Inside the camps, ISIS militants urge refugees to swear allegiance to the caliphate or be killed - a tactic members of the jihadist group openly practice in areas it has captured.

"If you're a man and you stay home when they call, you're killed," the director said. "So you go out and they tell you the rules: Why they're there, and how they're going to give you a chance to be a real Muslim, because they say they know how to make real Muslims."

The ministry director said that if someone converts to Islam and the militants sense that his heart is not really with them, they will also kill him for that. Additionally, those who are discovered hiding their friends and neighbors are beheaded by the jihadist group.

"No one could flee from their hands," he said. "They don't ask you. They bring you to the middle of town and they gather everyone - this happens almost every day - and they say, 'He hid his neighbor and he knew about it,' and they cut his head off in front of everyone."

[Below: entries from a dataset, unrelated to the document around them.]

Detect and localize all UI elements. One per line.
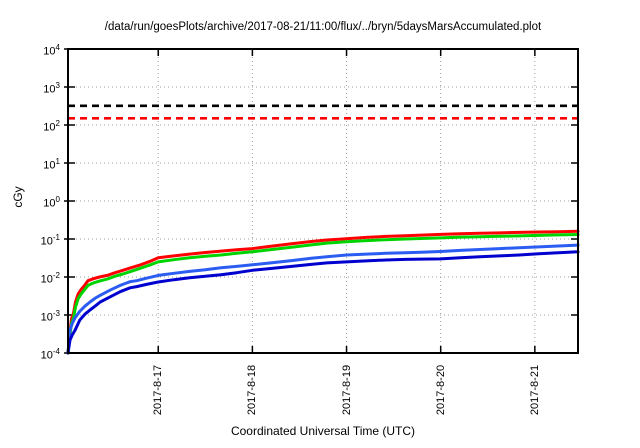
y-tick-label: 104	[43, 43, 60, 58]
accumulated-dose-green	[66, 233, 580, 355]
y-tick-label: 100	[43, 195, 60, 210]
x-tick-label: 2017-8-19	[340, 364, 353, 416]
x-tick-label: 2017-8-18	[246, 364, 259, 416]
plot-border	[67, 48, 579, 354]
x-tick-label: 2017-8-17	[152, 364, 165, 416]
y-tick-label: 10-4	[40, 347, 60, 362]
x-axis-label: Coordinated Universal Time (UTC)	[230, 424, 416, 438]
y-axis-label: cGy	[11, 186, 25, 208]
y-tick-label: 102	[43, 119, 60, 134]
x-tick-label: 2017-8-21	[528, 364, 541, 416]
y-tick-label: 103	[43, 81, 60, 96]
plot-title: /data/run/goesPlots/archive/2017-08-21/1…	[104, 21, 542, 33]
y-tick-label: 10-2	[40, 271, 60, 286]
y-tick-label: 10-1	[40, 233, 60, 248]
accumulated-dose-blue	[66, 250, 580, 355]
y-tick-label: 101	[43, 157, 60, 172]
accumulated-dose-red	[66, 229, 580, 355]
y-tick-label: 10-3	[40, 309, 60, 324]
accumulated-dose-lightblue	[66, 243, 580, 355]
x-tick-label: 2017-8-20	[434, 364, 447, 416]
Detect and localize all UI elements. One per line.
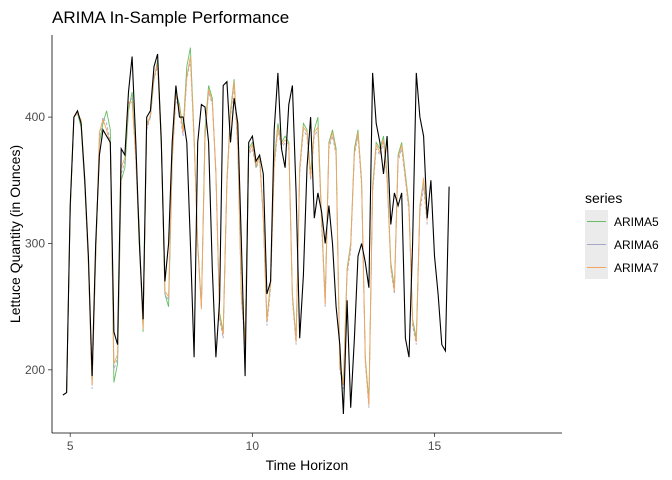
x-tick-label: 15 xyxy=(428,439,442,453)
y-axis-title: Lettuce Quantity (in Ounces) xyxy=(7,145,23,323)
x-axis-ticks: 5 10 15 xyxy=(67,433,442,453)
legend-label-arima6: ARIMA6 xyxy=(614,238,659,252)
legend: series ARIMA5 ARIMA6 ARIMA7 xyxy=(585,190,659,279)
x-tick-label: 5 xyxy=(67,439,74,453)
y-tick-label: 200 xyxy=(25,363,45,377)
chart-title: ARIMA In-Sample Performance xyxy=(52,8,289,27)
legend-label-arima5: ARIMA5 xyxy=(614,215,659,229)
legend-title: series xyxy=(585,190,622,206)
series-line-actual xyxy=(63,54,449,414)
x-axis-title: Time Horizon xyxy=(266,457,349,473)
legend-label-arima7: ARIMA7 xyxy=(614,261,659,275)
y-axis-ticks: 200 300 400 xyxy=(25,110,52,377)
y-tick-label: 400 xyxy=(25,110,45,124)
x-tick-label: 10 xyxy=(246,439,260,453)
plot-area xyxy=(63,48,449,414)
y-tick-label: 300 xyxy=(25,236,45,250)
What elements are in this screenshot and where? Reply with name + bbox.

Christian Aid reports that the the ministry, which was started in 1990 to bring both physical and spiritual aid to several countries in the Middle East, has 32 full-time workers and 400 volunteers who work to share the good news of Christ's salvation despite ongoing danger.

"We have had to follow some clever methods that outweigh the intelligence of any of us," the ministry director said. "We certainly know that God is behind these methods. We have witnessed the fruit and many great experiences throughout these years that made us realize that God is the one leading us."